Mercado inmobiliario

Por un mercado del alquiler libre

El recurso de trasladar la responsabilidad social de la vivienda a los propietarios de las mismas ni es nuevo ni, por supuesto, supone ventaja pública alguna. De hecho, si España se cuenta entre los países europeos con menor implantación del mercado de alquiler se debe, en gran parte, al intervencionismo estatal del franquismo que, tratando de favorecer a los inquilinos, convirtió el negocio arrendatario en un fiasco y llevó a la ruina a muchos propietarios modestos. Si el alquiler de viviendas no se trata como una opción más de negocio, sujeta a las normas del libre mercado, se induce a una reducción de la oferta y, en consecuencia, a la inevitable subida de los precios.

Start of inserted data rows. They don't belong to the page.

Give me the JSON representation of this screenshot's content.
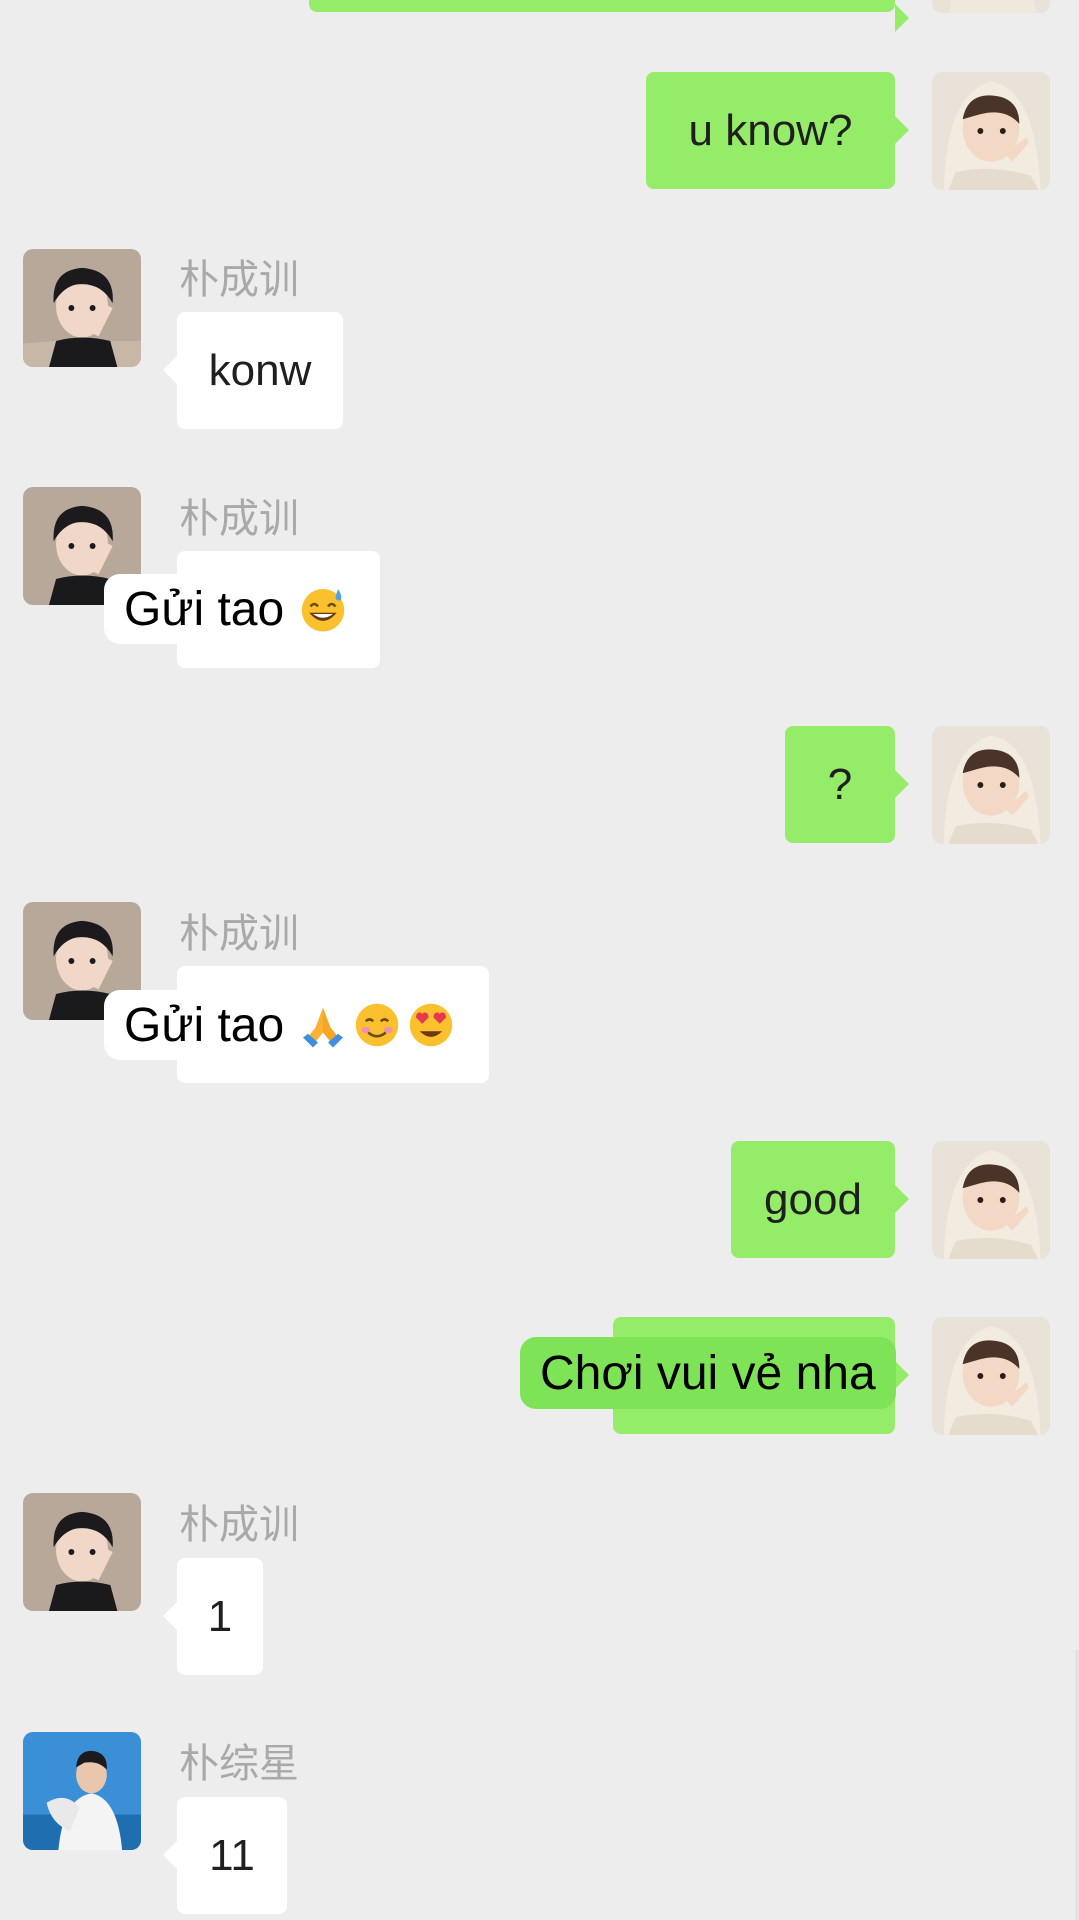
{
  "conversation": {
    "contacts": {
      "contact_a": "朴成训",
      "contact_b": "朴综星"
    },
    "messages": [
      {
        "id": "m1",
        "direction": "out",
        "text": "u know?"
      },
      {
        "id": "m2",
        "direction": "in",
        "sender": "朴成训",
        "text": "konw"
      },
      {
        "id": "m3",
        "direction": "in",
        "sender": "朴成训",
        "text": "",
        "caption": "Gửi tao",
        "caption_emojis": [
          "sweat-smile-emoji"
        ]
      },
      {
        "id": "m4",
        "direction": "out",
        "text": "?"
      },
      {
        "id": "m5",
        "direction": "in",
        "sender": "朴成训",
        "text": "",
        "caption": "Gửi tao",
        "caption_emojis": [
          "folded-hands-emoji",
          "smiling-face-emoji",
          "heart-eyes-emoji"
        ]
      },
      {
        "id": "m6",
        "direction": "out",
        "text": "good"
      },
      {
        "id": "m7",
        "direction": "out",
        "text": "",
        "caption": "Chơi vui vẻ nha"
      },
      {
        "id": "m8",
        "direction": "in",
        "sender": "朴成训",
        "text": "1"
      },
      {
        "id": "m9",
        "direction": "in",
        "sender": "朴综星",
        "text": "11"
      }
    ]
  },
  "colors": {
    "background": "#ededed",
    "outgoing_bubble": "#95ec69",
    "incoming_bubble": "#ffffff",
    "sender_name": "#a9a9a9",
    "caption_green": "#7ee357"
  }
}
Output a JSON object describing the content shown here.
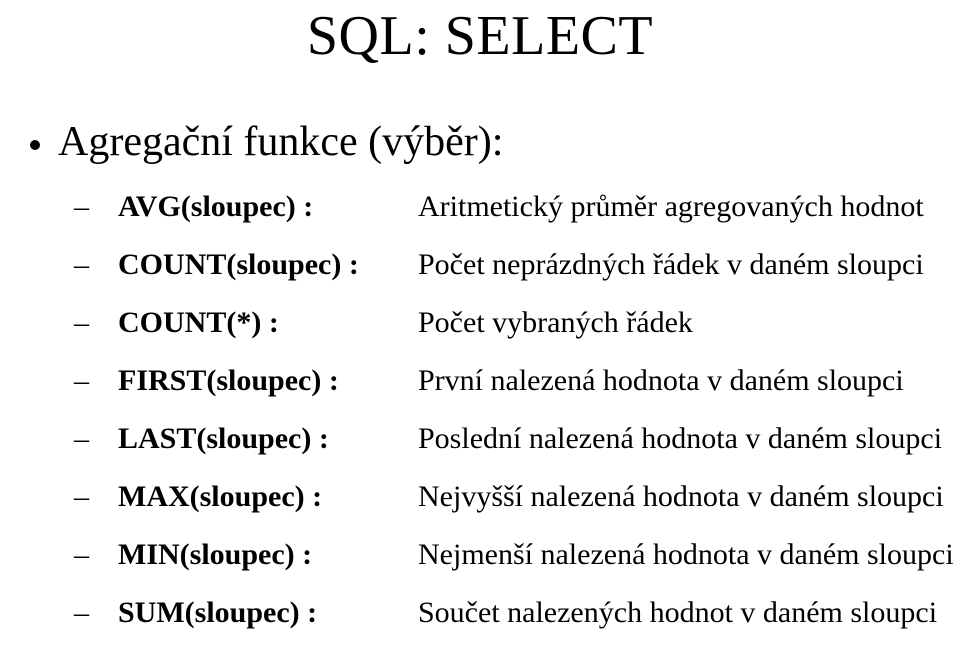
{
  "title": "SQL: SELECT",
  "section": "Agregační funkce (výběr):",
  "dash": "–",
  "items": [
    {
      "fn": "AVG(sloupec) :",
      "desc": "Aritmetický průměr agregovaných hodnot"
    },
    {
      "fn": "COUNT(sloupec) :",
      "desc": "Počet neprázdných řádek v daném sloupci"
    },
    {
      "fn": "COUNT(*) :",
      "desc": "Počet vybraných řádek"
    },
    {
      "fn": "FIRST(sloupec) :",
      "desc": "První nalezená hodnota v daném sloupci"
    },
    {
      "fn": "LAST(sloupec) :",
      "desc": "Poslední nalezená hodnota v daném sloupci"
    },
    {
      "fn": "MAX(sloupec) :",
      "desc": "Nejvyšší nalezená hodnota v daném sloupci"
    },
    {
      "fn": "MIN(sloupec) :",
      "desc": "Nejmenší nalezená hodnota v daném sloupci"
    },
    {
      "fn": "SUM(sloupec) :",
      "desc": "Součet nalezených hodnot v daném sloupci"
    }
  ]
}
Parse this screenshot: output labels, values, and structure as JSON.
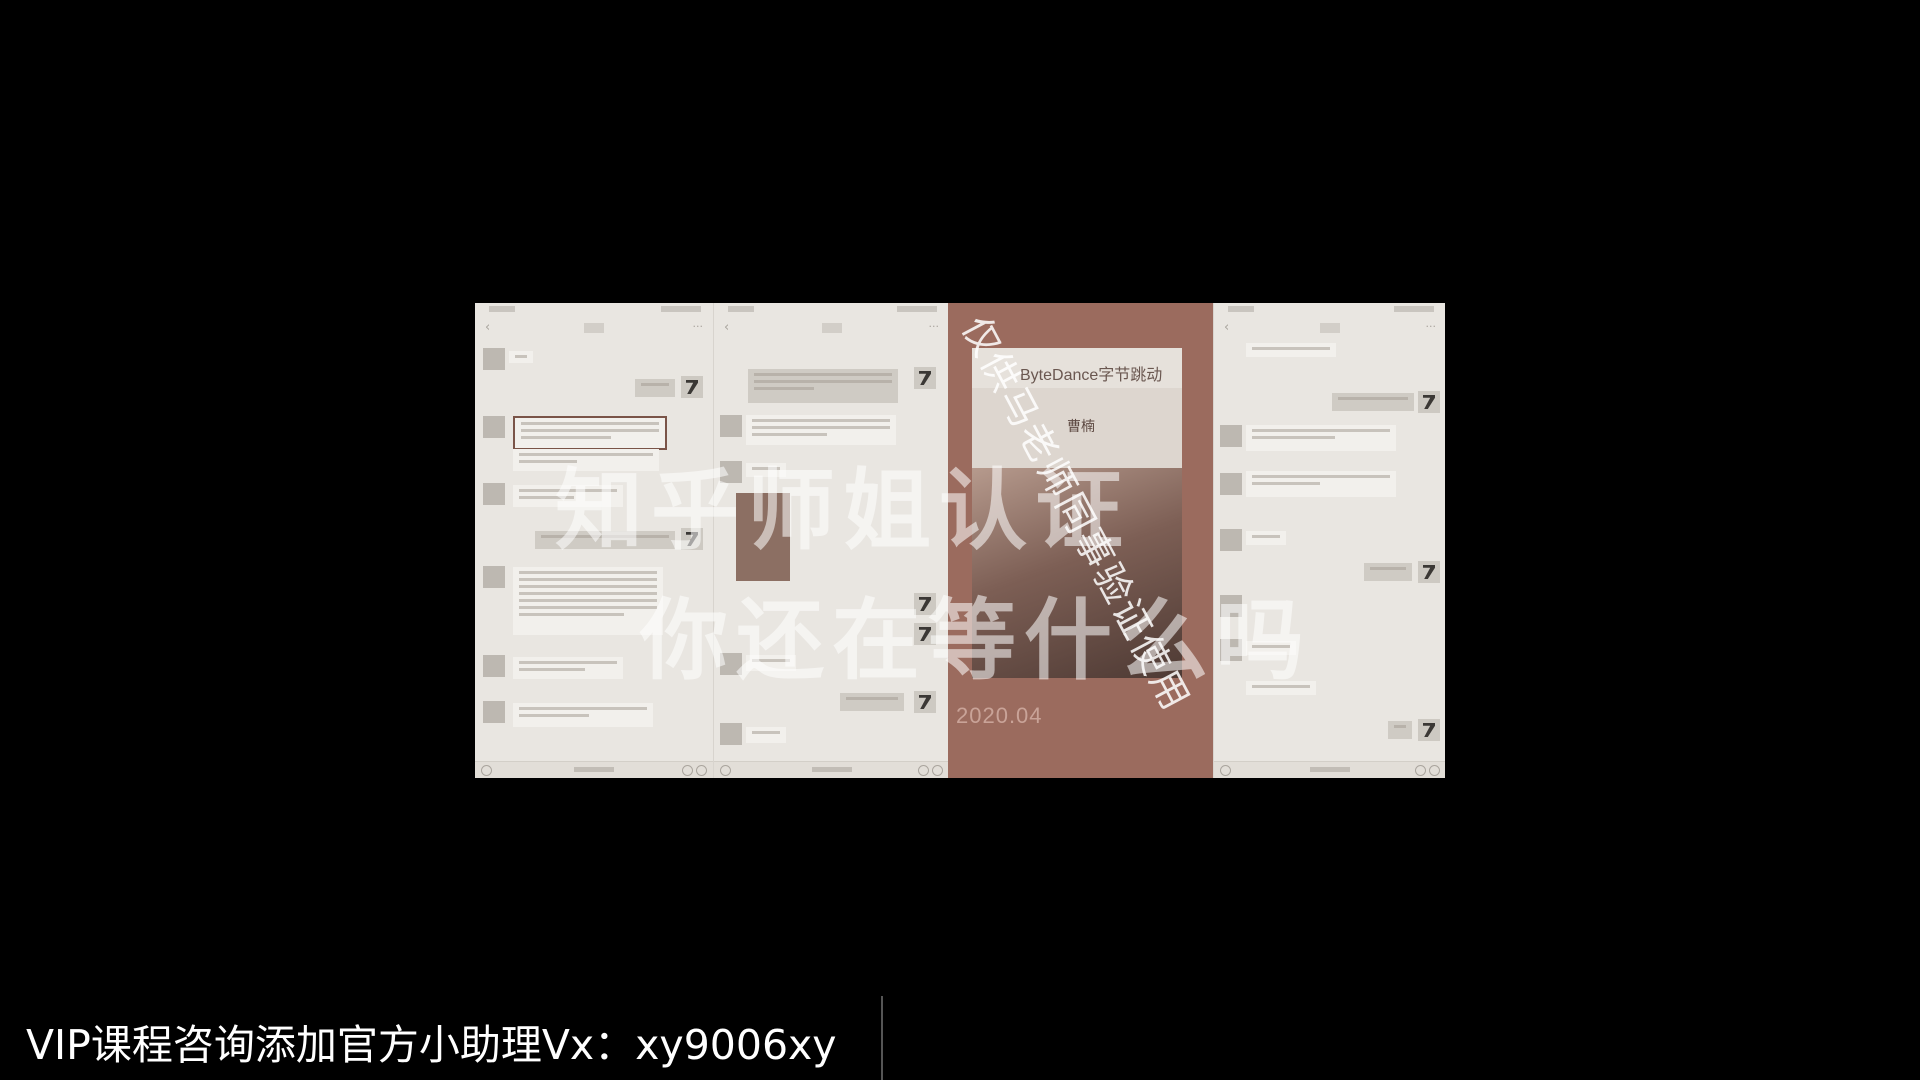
{
  "overlay": {
    "line_1": "知乎师姐认证",
    "line_2": "你还在等什么吗",
    "diagonal_watermark": "仅供马老师同事验证使用"
  },
  "card": {
    "brand": "ByteDance字节跳动",
    "name": "曹楠",
    "date": "2020.04"
  },
  "caption": {
    "text": "VIP课程咨询添加官方小助理Vx：xy9006xy"
  },
  "icons": [
    "back-arrow-icon",
    "more-icon",
    "emoji-icon",
    "plus-icon",
    "voice-icon"
  ],
  "colors": {
    "background": "#000000",
    "chat_panel": "#e9e6e1",
    "card_panel": "#9b6b5e",
    "highlight_box": "#7a5448"
  }
}
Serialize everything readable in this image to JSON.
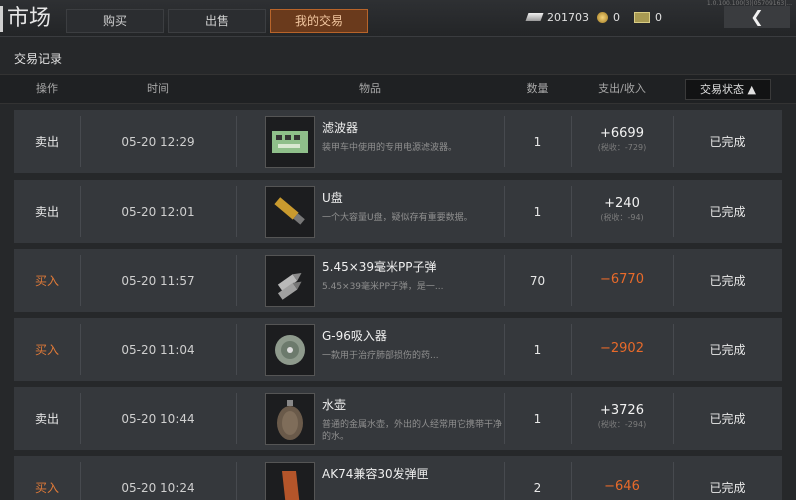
{
  "header": {
    "title": "市场",
    "tabs": [
      {
        "label": "购买",
        "active": false
      },
      {
        "label": "出售",
        "active": false
      },
      {
        "label": "我的交易",
        "active": true
      }
    ],
    "currencies": [
      {
        "icon": "silver-bar-icon",
        "value": "201703"
      },
      {
        "icon": "gold-coin-icon",
        "value": "0"
      },
      {
        "icon": "banknote-icon",
        "value": "0"
      }
    ],
    "back_icon": "back-arrow-icon",
    "debug_text": "1.0.100.100(3)|05709163|..."
  },
  "section_title": "交易记录",
  "columns": {
    "op": "操作",
    "time": "时间",
    "item": "物品",
    "qty": "数量",
    "amount": "支出/收入",
    "status_filter": "交易状态"
  },
  "rows": [
    {
      "op": "卖出",
      "type": "sell",
      "time": "05-20 12:29",
      "name": "滤波器",
      "desc": "装甲车中使用的专用电源滤波器。",
      "qty": "1",
      "amount": "+6699",
      "fee": "(税收：-729)",
      "status": "已完成",
      "icon": "circuit-board-icon"
    },
    {
      "op": "卖出",
      "type": "sell",
      "time": "05-20 12:01",
      "name": "U盘",
      "desc": "一个大容量U盘，疑似存有重要数据。",
      "qty": "1",
      "amount": "+240",
      "fee": "(税收：-94)",
      "status": "已完成",
      "icon": "usb-drive-icon"
    },
    {
      "op": "买入",
      "type": "buy",
      "time": "05-20 11:57",
      "name": "5.45×39毫米PP子弹",
      "desc": "5.45×39毫米PP子弹，是一...",
      "qty": "70",
      "amount": "−6770",
      "fee": "",
      "status": "已完成",
      "icon": "bullet-icon"
    },
    {
      "op": "买入",
      "type": "buy",
      "time": "05-20 11:04",
      "name": "G-96吸入器",
      "desc": "一款用于治疗肺部损伤的药...",
      "qty": "1",
      "amount": "−2902",
      "fee": "",
      "status": "已完成",
      "icon": "inhaler-icon"
    },
    {
      "op": "卖出",
      "type": "sell",
      "time": "05-20 10:44",
      "name": "水壶",
      "desc": "普通的金属水壶，外出的人经常用它携带干净的水。",
      "qty": "1",
      "amount": "+3726",
      "fee": "(税收：-294)",
      "status": "已完成",
      "icon": "canteen-icon"
    },
    {
      "op": "买入",
      "type": "buy",
      "time": "05-20 10:24",
      "name": "AK74兼容30发弹匣",
      "desc": "",
      "qty": "2",
      "amount": "−646",
      "fee": "",
      "status": "已完成",
      "icon": "magazine-icon"
    }
  ]
}
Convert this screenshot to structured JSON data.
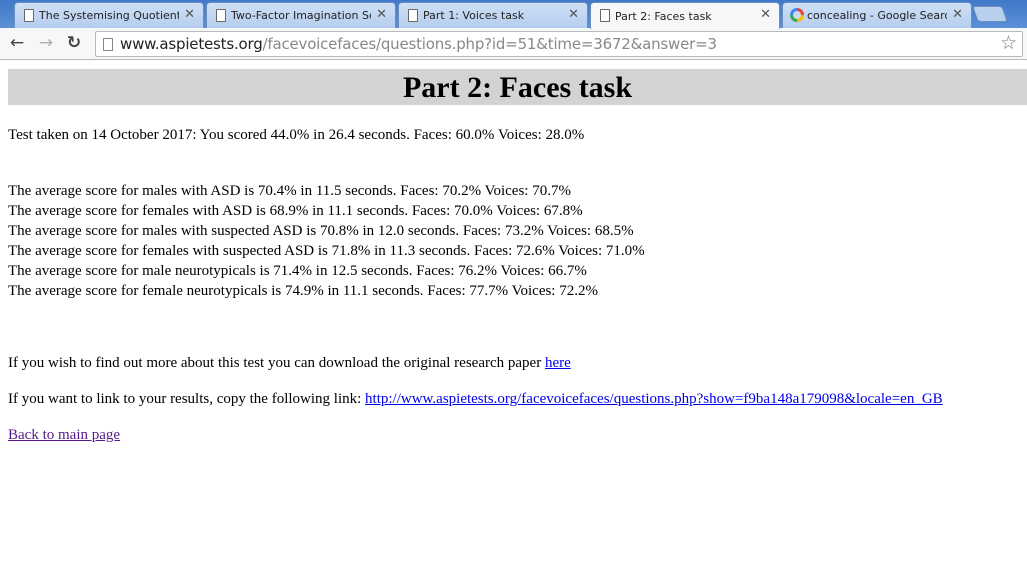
{
  "browser": {
    "tabs": [
      {
        "title": "The Systemising Quotient (S",
        "icon": "page-icon",
        "active": false
      },
      {
        "title": "Two-Factor Imagination Scal",
        "icon": "page-icon",
        "active": false
      },
      {
        "title": "Part 1: Voices task",
        "icon": "page-icon",
        "active": false
      },
      {
        "title": "Part 2: Faces task",
        "icon": "page-icon",
        "active": true
      },
      {
        "title": "concealing - Google Search",
        "icon": "google-icon",
        "active": false
      }
    ],
    "close_glyph": "✕",
    "nav": {
      "back": "←",
      "forward": "→",
      "reload": "↻"
    },
    "url_host": "www.aspietests.org",
    "url_path": "/facevoicefaces/questions.php?id=51&time=3672&answer=3",
    "star_glyph": "☆"
  },
  "page": {
    "title": "Part 2: Faces task",
    "result_line": "Test taken on 14 October 2017: You scored 44.0% in 26.4 seconds. Faces: 60.0% Voices: 28.0%",
    "averages": [
      "The average score for males with ASD is 70.4% in 11.5 seconds. Faces: 70.2% Voices: 70.7%",
      "The average score for females with ASD is 68.9% in 11.1 seconds. Faces: 70.0% Voices: 67.8%",
      "The average score for males with suspected ASD is 70.8% in 12.0 seconds. Faces: 73.2% Voices: 68.5%",
      "The average score for females with suspected ASD is 71.8% in 11.3 seconds. Faces: 72.6% Voices: 71.0%",
      "The average score for male neurotypicals is 71.4% in 12.5 seconds. Faces: 76.2% Voices: 66.7%",
      "The average score for female neurotypicals is 74.9% in 11.1 seconds. Faces: 77.7% Voices: 72.2%"
    ],
    "paper_text": "If you wish to find out more about this test you can download the original research paper ",
    "paper_link": "here",
    "share_text": "If you want to link to your results, copy the following link: ",
    "share_link": "http://www.aspietests.org/facevoicefaces/questions.php?show=f9ba148a179098&locale=en_GB",
    "back_link": "Back to main page"
  }
}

Sólo desde una legislación garantista para los arrendadores, que en su inmensa mayoría son personas particulares, puede mantenerse a plena actividad un sector que, sobre todo en épocas de crisis y reducción de salarios, es el único recurso para quienes no pueden acceder a una casa en propiedad. Creemos que es preciso hacer estas consideraciones ante la aprobación, ayer, por el Consejo de Ministros de un real decreto-ley de medidas urgentes para el sector de la vivienda, que amplía el plazo de prórroga obligatoria de los contratos de alquiler de tres a cinco años y limita las garantías adicionales a la fianza a un máximo de dos mensualidades. Aunque no resulta todo lo lesivo que pretendía Podemos, el decreto no sólo supone una intervención estatalista en el mercado del alquiler, sino que parte de una supuesta situación de urgencia que sólo existe, como la hambruna infantil, en el imaginario propagandístico de la extrema izquierda española. En efecto, los datos del INE constatan que, en España y en 2017, el precio medio del alquiler fue de 8,15 euros el metro cuadrado, todavía inferior a lo que se pagaba antes de la crisis –9,65 euros/m2, en 2007–, con una lenta evolución al alza.

Ciertamente, el mercado en las dos principales ciudades españolas, Madrid y Barcelona, representa una anomalía, con unos precios medios de alquiler de 748 y 722 euros mensuales de media, respectivamente, frente a los 573 euros de media al mes del resto del país, pero la causa responde a varios factores, complejos, entre los que se encuentra la nefasta, por inexistente, política de vivienda de los dos ayuntamientos en cuestión, gestionados por Podemos, que no sólo no han impulsado la obra pública en el sector inmobiliario, sino que han puesto todas las trabas posibles a las promociones de capital privado, incluso en la modalidad de las cooperativas. Si a ello le unimos el fenómeno de los alojamientos turísticos, que exigen una regulación específica; la caída de las expectativas de compra entre los trabajadores más jóvenes y con menores salarios; el incremento de la morosidad, que retrae la oferta, y el creciente fenómeno «okupa», que aleja a posibles inquilinos de los barrios más conflictivos, podremos, si quiera, aproximarnos a las causas del problema.

Con todo, lo peor de la situación es, como señalábamos al principio, la insistencia desde la izquierda intervencionista en transferir la responsabilidad social a los propietarios de las viviendas. Son las instituciones del Estado –el Gobierno, las comunidades autónomas y los ayuntamientos– quienes deben desarrollar las políticas de alojamiento que favorezcan a las personas con menores recursos y que no pueden acceder al mercado regular. Las vías son conocidas: liberación de suelo público para construcción de pisos a precio tasado, ayudas al alquiler, construcción de viviendas para arriendo social... Lo demás, como demuestra nuestra historia reciente, sólo consigue desalentar la puesta en el mercado del parque de viviendas vacías por parte de unos propietarios a quienes, aún hoy, se pretende estigmatizar con viejas referencias dickensianas.